Why is EU support necessary?
The European industry leads the way in the field of wind technology. To maintain this position requires increased RTD support as well as new policies on RES penetration. The market needs a removal of administrative and legal barriers.
Co-operation between the EU Research Programmes and those of Member States could help to achieve bigger targets in a shorter time-scale. In addition, standardisation of the technology will require a common EU approach.

Barriers and Bottlenecks
What are the major technical barriers to be overcome?

Significant developments are still anticipated in the areas of

  • Cost reduction: The biggest barrier remains cost and this is expected to fall by between 20% and 35% at the long term. A reduction in the cost also helps to overcome other barriers by enabling exploitation of lower wind speed sites and offshore sites, so increasing the potential for power generation while reducing visual impact.
  • Turbines and Blades: Innovation in terms of the overall machine design and layout, and for the components of wind turbines, is likely to facilitate a significant long-term reduction in energy costs from wind. This will be achieved by maximising the rotor diameter, whilst reducing the design loads and the overall system mass with the help of new materials. Examples of innovation are the use of highly flexible rotor-blades and direct drive generators.
  • Offshore technology. Foundation and grid connection costs are much higher than for on shore installations. Up-scaling and optimisation of design are, therefore, areas for technical improvements leading to cost reductions.
  • Exploitation at lower wind speeds: better modelling studies will lead to a deeper understanding of the wind condition in a specific landscape. This, in turn, will enable designs to be optimised, to reduce the weight and cost of wind turbines, and ultimately to allow exploitation of lower speed winds.

What are the major non-technical barriers to be overcome?

  • The liberalisation of the energy markets, which will mean that with increased competition, energy companies will be reluctant to invest in new, risky, sustainable technologies.
  • Making the technology socially acceptable.

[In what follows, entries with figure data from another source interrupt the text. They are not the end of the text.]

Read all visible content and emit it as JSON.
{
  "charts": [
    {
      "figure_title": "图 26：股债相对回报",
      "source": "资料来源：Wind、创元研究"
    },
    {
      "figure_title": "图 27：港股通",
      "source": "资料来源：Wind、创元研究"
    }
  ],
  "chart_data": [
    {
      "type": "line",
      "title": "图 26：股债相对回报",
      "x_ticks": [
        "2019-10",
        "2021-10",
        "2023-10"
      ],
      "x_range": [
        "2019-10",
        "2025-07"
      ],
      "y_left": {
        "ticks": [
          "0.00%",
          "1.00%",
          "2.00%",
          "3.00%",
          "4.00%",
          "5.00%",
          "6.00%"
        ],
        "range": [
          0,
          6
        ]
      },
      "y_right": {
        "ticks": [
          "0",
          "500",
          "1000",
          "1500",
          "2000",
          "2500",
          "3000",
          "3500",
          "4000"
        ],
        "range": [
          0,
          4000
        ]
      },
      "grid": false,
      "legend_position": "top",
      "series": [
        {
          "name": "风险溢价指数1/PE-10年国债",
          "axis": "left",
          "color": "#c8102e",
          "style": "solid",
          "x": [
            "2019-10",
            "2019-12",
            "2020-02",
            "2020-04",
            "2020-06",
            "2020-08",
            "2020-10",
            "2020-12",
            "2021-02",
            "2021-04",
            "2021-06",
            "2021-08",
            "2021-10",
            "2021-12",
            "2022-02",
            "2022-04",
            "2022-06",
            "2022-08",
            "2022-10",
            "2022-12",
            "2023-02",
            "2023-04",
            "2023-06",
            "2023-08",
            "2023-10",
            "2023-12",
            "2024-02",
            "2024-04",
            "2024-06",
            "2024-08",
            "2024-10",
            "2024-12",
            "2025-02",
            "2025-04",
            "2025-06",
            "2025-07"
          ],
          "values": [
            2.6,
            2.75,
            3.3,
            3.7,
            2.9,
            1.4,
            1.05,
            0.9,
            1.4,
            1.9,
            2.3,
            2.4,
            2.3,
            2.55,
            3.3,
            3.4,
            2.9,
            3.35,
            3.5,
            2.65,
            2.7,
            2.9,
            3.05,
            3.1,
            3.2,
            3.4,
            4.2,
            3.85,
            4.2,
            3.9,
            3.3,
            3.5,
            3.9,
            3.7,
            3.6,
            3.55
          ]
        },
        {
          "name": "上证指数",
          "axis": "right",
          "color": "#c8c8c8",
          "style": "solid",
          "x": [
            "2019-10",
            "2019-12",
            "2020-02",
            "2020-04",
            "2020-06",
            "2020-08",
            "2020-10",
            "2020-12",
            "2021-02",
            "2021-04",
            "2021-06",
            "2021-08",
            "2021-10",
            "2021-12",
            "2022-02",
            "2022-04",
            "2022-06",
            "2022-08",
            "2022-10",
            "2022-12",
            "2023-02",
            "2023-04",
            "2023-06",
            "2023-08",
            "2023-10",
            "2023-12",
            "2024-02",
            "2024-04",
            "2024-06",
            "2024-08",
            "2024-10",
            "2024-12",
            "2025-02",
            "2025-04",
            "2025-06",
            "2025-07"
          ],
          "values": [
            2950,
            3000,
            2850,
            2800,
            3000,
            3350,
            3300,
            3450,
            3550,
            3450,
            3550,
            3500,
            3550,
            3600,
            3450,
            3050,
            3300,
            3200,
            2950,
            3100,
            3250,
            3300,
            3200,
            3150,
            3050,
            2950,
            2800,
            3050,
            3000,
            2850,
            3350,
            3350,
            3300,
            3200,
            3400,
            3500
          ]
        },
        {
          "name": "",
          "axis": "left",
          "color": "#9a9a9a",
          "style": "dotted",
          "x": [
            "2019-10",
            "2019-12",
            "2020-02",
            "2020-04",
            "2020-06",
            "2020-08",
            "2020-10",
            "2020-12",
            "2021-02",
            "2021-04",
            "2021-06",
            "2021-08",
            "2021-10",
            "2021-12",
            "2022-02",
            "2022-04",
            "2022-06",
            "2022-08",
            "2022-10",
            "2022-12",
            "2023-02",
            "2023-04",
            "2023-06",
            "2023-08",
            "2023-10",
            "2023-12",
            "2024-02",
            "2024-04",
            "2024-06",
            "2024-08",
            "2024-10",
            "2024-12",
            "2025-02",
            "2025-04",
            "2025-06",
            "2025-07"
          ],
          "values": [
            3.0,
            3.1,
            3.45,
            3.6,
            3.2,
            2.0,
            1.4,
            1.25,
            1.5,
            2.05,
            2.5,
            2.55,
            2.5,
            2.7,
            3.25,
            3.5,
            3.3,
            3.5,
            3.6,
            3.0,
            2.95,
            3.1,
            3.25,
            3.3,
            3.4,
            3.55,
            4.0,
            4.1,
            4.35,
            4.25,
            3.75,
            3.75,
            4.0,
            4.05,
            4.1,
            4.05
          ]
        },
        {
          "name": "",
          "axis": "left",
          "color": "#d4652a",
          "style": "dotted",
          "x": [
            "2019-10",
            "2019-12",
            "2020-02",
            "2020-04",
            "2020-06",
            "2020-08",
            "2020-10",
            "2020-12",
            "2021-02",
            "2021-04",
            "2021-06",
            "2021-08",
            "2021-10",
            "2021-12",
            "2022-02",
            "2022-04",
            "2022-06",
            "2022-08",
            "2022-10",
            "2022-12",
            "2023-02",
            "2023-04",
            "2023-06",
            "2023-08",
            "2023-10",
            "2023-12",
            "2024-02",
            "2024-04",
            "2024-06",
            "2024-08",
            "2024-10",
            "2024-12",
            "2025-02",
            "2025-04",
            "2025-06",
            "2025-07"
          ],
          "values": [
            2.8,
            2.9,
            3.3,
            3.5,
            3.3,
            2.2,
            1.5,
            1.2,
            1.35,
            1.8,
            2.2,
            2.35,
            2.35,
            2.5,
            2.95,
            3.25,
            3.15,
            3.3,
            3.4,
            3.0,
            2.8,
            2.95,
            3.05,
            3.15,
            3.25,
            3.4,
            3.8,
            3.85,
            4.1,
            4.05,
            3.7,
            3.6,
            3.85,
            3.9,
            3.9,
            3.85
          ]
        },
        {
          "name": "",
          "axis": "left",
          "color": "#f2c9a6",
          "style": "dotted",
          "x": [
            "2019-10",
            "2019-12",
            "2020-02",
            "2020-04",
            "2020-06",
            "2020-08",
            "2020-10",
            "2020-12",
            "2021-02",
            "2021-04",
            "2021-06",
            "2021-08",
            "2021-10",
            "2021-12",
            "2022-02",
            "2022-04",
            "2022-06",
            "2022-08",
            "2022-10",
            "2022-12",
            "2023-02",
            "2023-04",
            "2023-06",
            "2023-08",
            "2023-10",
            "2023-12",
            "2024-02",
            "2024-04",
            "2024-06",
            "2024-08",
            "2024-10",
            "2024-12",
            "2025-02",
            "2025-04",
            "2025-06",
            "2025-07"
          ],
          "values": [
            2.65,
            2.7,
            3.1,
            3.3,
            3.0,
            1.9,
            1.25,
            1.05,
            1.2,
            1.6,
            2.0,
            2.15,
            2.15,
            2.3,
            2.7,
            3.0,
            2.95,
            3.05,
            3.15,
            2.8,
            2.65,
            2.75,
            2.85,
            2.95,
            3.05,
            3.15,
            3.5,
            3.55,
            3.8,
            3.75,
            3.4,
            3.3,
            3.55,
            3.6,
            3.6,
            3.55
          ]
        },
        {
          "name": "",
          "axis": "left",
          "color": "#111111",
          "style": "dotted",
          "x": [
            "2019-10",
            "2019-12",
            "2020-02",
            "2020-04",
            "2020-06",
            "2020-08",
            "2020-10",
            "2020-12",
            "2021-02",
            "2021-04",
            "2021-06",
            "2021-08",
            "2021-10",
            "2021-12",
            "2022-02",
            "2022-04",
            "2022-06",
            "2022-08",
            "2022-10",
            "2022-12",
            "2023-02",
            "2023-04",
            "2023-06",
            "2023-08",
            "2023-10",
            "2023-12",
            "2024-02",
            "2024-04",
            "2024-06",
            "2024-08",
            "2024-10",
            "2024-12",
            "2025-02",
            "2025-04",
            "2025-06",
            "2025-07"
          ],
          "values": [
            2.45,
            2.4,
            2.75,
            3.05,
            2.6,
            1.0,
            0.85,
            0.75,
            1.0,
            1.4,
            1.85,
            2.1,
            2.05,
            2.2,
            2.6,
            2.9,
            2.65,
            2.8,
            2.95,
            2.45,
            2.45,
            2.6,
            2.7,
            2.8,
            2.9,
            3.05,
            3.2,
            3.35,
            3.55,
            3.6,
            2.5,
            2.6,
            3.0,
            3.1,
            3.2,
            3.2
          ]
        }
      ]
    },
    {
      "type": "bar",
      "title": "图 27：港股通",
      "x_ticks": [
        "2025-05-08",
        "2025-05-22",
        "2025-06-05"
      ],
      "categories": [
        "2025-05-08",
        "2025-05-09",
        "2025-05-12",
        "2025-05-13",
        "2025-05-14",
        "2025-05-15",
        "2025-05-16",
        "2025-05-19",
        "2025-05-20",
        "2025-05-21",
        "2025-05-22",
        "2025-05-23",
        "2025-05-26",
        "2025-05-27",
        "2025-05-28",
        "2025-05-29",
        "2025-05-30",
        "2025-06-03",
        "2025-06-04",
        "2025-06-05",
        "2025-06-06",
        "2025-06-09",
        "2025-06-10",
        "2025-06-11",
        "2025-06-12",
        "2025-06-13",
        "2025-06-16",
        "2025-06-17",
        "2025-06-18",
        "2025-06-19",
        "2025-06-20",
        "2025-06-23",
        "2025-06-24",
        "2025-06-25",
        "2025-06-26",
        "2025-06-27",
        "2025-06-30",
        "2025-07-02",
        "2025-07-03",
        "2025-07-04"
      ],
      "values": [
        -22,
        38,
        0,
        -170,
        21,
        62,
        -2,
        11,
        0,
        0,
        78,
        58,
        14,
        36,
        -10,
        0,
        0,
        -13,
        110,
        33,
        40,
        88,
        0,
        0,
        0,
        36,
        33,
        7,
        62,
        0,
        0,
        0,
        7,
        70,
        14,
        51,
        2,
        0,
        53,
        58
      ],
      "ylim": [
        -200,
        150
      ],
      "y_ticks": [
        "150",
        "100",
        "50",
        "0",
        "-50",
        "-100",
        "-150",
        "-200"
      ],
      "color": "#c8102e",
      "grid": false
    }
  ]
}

Wind mills close-up, courtesy of ESN
How can these targets be achieved?
  • EC policy: A fair policy will ensure that wind energy is not disadvantaged in a market based on fossil fuel, which does not consider the specific necessities of wind energy generation.
  • Access to the grid: A guaranteed access to the grid for the electricity produced by wind power has been the most successful mechanism in terms of attaining installed capacity and often in terms of achieving lower cost of energy where there is competition. For this mechanism to work the utilities have an obligation to purchase the power at a reasonable price.
  • Green power market: Green power – electricity from clean energy sources. More and more consumers seem prepared to pay a higher price, provided that the source of energy is less polluting. Legislation endorsing the requirement of a minimum market quota would be beneficial to this initiative.